Shakedowns of corporations by EPA seen ending under Trump administration

by WorldTribune Staff, December 11, 2016

Many environmentalists are having a meltdown over President-elect Donald Trump’s choice to head up the EPA, and it “has nothing to do with climate change,” radio host Erick Erickson said on Dec. 8.

Scott Pruitt. /AP
Scott Pruitt. /AP

The left insists that Trump’s pick, Oklahoma Attorney General Scott Pruitt, is a climate change denier and has no business managing the EPA that he has often sued.

“But that’s just cover,” Erickson said. “The real reason has everything to do with money.”

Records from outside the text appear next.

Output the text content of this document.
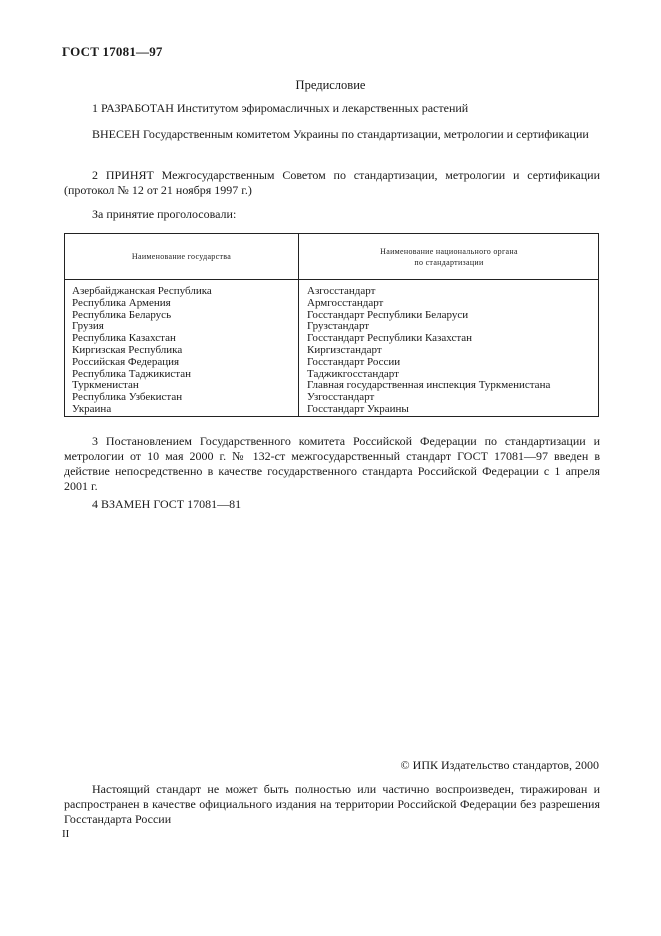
ГОСТ 17081—97
Предисловие
1 РАЗРАБОТАН Институтом эфиромасличных и лекарственных растений
ВНЕСЕН Государственным комитетом Украины по стандартизации, метрологии и сертификации
2 ПРИНЯТ Межгосударственным Советом по стандартизации, метрологии и сертификации (протокол № 12 от 21 ноября 1997 г.)
За принятие проголосовали:
Наименование государства
Наименование национального органа
по стандартизации
Азербайджанская Республика
Республика Армения
Республика Беларусь
Грузия
Республика Казахстан
Киргизская Республика
Российская Федерация
Республика Таджикистан
Туркменистан
Республика Узбекистан
Украина
Азгосстандарт
Армгосстандарт
Госстандарт Республики Беларуси
Грузстандарт
Госстандарт Республики Казахстан
Киргизстандарт
Госстандарт России
Таджикгосстандарт
Главная государственная инспекция Туркменистана
Узгосстандарт
Госстандарт Украины
3 Постановлением Государственного комитета Российской Федерации по стандартизации и метрологии от 10 мая 2000 г. № 132-ст межгосударственный стандарт ГОСТ 17081—97 введен в действие непосредственно в качестве государственного стандарта Российской Федерации с 1 апреля 2001 г.
4 ВЗАМЕН ГОСТ 17081—81
© ИПК Издательство стандартов, 2000
Настоящий стандарт не может быть полностью или частично воспроизведен, тиражирован и распространен в качестве официального издания на территории Российской Федерации без разрешения Госстандарта России
II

“With the blessing of the Department of Justice, the EPA has been going after major corporations and telling those corporations that they can pay a massive fine to the federal government or pay a lesser amount to various environmentalist groups.

“More often than not, to get the EPA off their backs, the companies fork over money to leftwing run environmentalist groups. Those groups then begin a vicious cycle. They start hounding the corporations that give them money, file complaints with the EPA, then get the EPA to shake down the companies for more money,” Erickson said.

A congressional investigation into what the EPA calls its “settlement fund” found:

“Donations can earn up to double credit against defendants’ overall payment obligations, while credit for direct relief to consumers is merely dollar-for-dollar. What is more, documents show that groups that stood to gain from these mandatory donations lobbied DOJ to include them in settlements. DOJ has funneled third-party groups as much as $880 million dollars in just the last 2 years. These payments occur entirely outside of the Congressional appropriations and grant oversight process. What is worse, in some cases, DOJ-mandated donations restore funding that Congress specifically cut.”

The National Fish and Wildlife Foundation website explains the process:

“Enforcement actions brought by governmental authorities for violations of environmental or other natural resource laws are often settled on terms that require defendants to make community service or restitution payments. In turn, these types of payments are generally required to be applied in a manner that provides some redress for the underlying violations.

“At the federal level, ‘community service’ is expressly allowed as a condition of probation by the United States Criminal Code (18 U.S.C. §3563(b)(12)). In turn, the United States Sentencing Guidelines allow community service where it is reasonably designed to repair the harm caused by the offense (U.S.S.G. §8B1.3). Additional requirements for appropriate community service measures are outlined in the United States Attorneys’ Manual, which expressly allows “organizational community service” in settlements of environmental prosecutions. Many federal environmental prosecutions do indeed include community service payments as part of their ultimate settlement.”

Erickson said the National Fish and Wildlife Foundation uses money it gets from the settlements to fund conservation programs and “they have actually done some pretty amazing things. But other organizations are not so great and use the money to further harass private sector corporations, which cannot write off those payments for tax purposes.”

Erickson concluded: “When you hear environmental groups complaining about Scott Pruitt, remember that these groups are going to get hit hard financially because the EPA will get out of the business of shaking down corporations to fund leftwing groups.”